Staunen ist oft der erste Schritt zu Erkenntnis. Die Cyber Arts Ausstellung bei der Ars Electronica, eines ihrer Herzstücke, versetzt die BesucherInnen des öfteren in den Zustand des Staunens und der Bewunderung. Manche Installationen schaffen das ohne große Vermittlung, einfach durch die bloße Erfahrung. Andere, konzeptuellere Arbeiten erschließen sich oft erst durch den Begleittext oder das Gespräch mit den KünstlerInnen, die oft persönlich anwesend sind.
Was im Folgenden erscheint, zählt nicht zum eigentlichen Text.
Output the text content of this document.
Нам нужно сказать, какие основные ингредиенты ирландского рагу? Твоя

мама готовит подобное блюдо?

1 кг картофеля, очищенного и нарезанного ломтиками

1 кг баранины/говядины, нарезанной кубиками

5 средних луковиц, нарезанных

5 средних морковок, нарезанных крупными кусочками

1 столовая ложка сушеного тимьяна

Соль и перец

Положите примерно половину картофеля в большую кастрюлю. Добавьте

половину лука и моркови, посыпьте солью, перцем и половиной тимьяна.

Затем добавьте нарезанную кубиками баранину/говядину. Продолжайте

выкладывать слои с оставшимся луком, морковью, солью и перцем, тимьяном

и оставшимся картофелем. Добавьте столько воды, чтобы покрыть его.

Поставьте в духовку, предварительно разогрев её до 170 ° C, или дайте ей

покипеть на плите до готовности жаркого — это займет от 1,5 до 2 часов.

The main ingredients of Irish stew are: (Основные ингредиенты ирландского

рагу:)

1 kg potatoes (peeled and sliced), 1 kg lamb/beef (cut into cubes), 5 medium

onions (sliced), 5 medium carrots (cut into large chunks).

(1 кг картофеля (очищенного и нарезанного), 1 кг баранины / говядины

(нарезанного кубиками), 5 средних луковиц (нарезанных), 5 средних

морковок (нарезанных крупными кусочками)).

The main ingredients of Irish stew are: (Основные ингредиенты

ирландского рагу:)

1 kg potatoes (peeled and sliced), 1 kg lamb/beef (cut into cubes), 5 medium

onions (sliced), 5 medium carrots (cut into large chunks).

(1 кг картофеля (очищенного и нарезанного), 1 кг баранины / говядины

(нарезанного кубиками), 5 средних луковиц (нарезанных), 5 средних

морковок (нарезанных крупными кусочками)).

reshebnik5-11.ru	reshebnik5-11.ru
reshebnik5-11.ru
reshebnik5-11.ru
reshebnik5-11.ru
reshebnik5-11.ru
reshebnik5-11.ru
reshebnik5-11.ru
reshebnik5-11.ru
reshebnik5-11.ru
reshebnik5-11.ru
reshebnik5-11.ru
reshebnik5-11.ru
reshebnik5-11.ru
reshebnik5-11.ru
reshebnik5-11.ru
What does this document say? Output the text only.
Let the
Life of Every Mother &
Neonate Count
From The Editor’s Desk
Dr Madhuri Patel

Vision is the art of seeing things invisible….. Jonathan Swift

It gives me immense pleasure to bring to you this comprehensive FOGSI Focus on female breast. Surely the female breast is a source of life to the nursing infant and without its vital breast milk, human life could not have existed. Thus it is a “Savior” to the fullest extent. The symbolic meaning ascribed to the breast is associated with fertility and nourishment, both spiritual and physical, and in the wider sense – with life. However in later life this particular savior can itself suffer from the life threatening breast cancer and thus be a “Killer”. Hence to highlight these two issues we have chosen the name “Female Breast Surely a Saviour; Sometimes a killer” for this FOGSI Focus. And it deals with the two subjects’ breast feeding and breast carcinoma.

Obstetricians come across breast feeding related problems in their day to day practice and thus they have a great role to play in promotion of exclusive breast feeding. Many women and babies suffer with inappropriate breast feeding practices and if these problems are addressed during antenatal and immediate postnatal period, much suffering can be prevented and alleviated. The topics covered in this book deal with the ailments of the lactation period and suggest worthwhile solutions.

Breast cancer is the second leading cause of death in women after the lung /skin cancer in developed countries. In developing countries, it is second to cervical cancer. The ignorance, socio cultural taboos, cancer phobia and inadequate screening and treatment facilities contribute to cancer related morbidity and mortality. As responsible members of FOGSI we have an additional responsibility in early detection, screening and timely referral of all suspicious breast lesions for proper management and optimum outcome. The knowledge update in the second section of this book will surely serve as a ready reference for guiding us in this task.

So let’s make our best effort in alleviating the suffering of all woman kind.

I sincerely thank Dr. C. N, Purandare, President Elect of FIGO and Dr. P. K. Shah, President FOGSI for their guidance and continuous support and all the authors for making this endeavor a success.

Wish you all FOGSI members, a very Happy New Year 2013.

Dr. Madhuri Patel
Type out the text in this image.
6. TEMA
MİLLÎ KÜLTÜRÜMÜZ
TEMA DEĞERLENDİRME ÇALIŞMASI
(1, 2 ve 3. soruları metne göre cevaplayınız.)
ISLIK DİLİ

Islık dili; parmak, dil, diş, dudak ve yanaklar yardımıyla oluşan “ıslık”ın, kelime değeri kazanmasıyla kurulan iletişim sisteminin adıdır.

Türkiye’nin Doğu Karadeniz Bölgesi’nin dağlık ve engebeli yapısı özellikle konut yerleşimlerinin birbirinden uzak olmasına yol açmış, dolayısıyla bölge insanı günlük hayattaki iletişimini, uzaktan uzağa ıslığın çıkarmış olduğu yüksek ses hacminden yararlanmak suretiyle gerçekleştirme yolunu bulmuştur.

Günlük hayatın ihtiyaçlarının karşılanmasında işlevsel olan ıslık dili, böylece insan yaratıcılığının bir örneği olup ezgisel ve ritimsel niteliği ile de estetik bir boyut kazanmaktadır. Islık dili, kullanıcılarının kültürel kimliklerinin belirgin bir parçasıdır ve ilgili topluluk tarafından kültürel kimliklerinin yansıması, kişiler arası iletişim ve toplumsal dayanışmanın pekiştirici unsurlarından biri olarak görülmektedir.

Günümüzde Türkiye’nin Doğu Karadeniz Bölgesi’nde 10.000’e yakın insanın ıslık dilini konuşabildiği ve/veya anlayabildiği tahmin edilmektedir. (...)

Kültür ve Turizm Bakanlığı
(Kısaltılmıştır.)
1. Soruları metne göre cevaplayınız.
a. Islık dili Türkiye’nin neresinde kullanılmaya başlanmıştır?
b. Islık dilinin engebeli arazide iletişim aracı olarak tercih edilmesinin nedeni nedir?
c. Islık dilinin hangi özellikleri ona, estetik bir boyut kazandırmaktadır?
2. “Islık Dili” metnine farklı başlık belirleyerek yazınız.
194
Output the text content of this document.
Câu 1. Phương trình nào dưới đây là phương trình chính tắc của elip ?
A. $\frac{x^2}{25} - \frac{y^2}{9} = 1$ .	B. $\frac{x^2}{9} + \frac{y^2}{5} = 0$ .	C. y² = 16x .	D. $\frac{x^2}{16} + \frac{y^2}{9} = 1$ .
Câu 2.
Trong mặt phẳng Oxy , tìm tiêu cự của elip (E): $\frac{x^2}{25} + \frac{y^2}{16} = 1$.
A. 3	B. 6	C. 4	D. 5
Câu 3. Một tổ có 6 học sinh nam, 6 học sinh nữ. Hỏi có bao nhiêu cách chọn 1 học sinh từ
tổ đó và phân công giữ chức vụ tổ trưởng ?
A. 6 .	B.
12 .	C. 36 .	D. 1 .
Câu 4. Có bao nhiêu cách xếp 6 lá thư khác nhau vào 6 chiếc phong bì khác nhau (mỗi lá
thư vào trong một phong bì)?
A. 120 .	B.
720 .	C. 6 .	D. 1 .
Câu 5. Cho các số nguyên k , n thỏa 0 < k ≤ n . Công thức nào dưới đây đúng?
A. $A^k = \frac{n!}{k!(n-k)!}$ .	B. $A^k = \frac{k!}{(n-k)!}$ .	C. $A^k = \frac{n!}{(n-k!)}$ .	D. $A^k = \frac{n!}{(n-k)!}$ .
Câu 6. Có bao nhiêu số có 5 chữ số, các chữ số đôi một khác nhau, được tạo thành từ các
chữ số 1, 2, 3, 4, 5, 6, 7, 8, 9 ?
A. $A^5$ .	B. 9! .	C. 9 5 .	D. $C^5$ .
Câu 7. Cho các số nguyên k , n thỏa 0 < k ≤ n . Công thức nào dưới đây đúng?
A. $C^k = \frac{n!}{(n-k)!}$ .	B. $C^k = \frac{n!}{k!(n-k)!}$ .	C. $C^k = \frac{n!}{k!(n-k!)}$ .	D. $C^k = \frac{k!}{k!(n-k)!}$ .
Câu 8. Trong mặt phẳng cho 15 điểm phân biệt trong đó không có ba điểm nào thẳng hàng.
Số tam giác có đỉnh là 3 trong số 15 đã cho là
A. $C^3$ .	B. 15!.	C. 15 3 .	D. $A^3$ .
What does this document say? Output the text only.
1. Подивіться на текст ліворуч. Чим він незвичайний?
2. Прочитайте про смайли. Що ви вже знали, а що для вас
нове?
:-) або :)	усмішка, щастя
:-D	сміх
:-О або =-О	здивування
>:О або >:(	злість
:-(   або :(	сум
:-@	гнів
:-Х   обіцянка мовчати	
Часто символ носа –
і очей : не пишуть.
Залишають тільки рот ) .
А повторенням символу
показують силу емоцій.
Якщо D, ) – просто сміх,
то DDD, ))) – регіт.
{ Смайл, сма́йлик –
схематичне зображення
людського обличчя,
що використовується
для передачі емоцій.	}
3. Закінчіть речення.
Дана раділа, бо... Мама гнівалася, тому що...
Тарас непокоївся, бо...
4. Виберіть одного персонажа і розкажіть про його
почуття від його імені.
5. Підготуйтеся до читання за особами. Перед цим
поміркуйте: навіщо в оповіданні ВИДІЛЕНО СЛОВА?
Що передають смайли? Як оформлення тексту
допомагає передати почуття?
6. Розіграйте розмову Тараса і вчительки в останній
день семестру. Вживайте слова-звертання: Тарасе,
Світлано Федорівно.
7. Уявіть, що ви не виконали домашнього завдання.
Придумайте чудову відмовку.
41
"AHORA. A song in the Hypertemporal Surface" gehört zu ersteren Arbeiten. Ganz oben im Landeskulturzentrum Ursulinenhof, unter den Dachbalken hängen vier Lautsprecher von der Decke. In fast völliger Dunkelheit sind sie die einzigen Gegenstände, die beleuchtet sind. Bewegt man sich durch den Raum beginnen sie unterschiedliche Geräusche wiederzugeben, je nachdem wie nah man an sie rankommt, wie schnell man geht oder in welche Richtung. Ein sphärisches Klangerlebnis, bei dem jede und jeder selbst bestimmt, welchen Song die Klangelemente bilden. Mit jedem Schritt wird das Stück neu geschrieben.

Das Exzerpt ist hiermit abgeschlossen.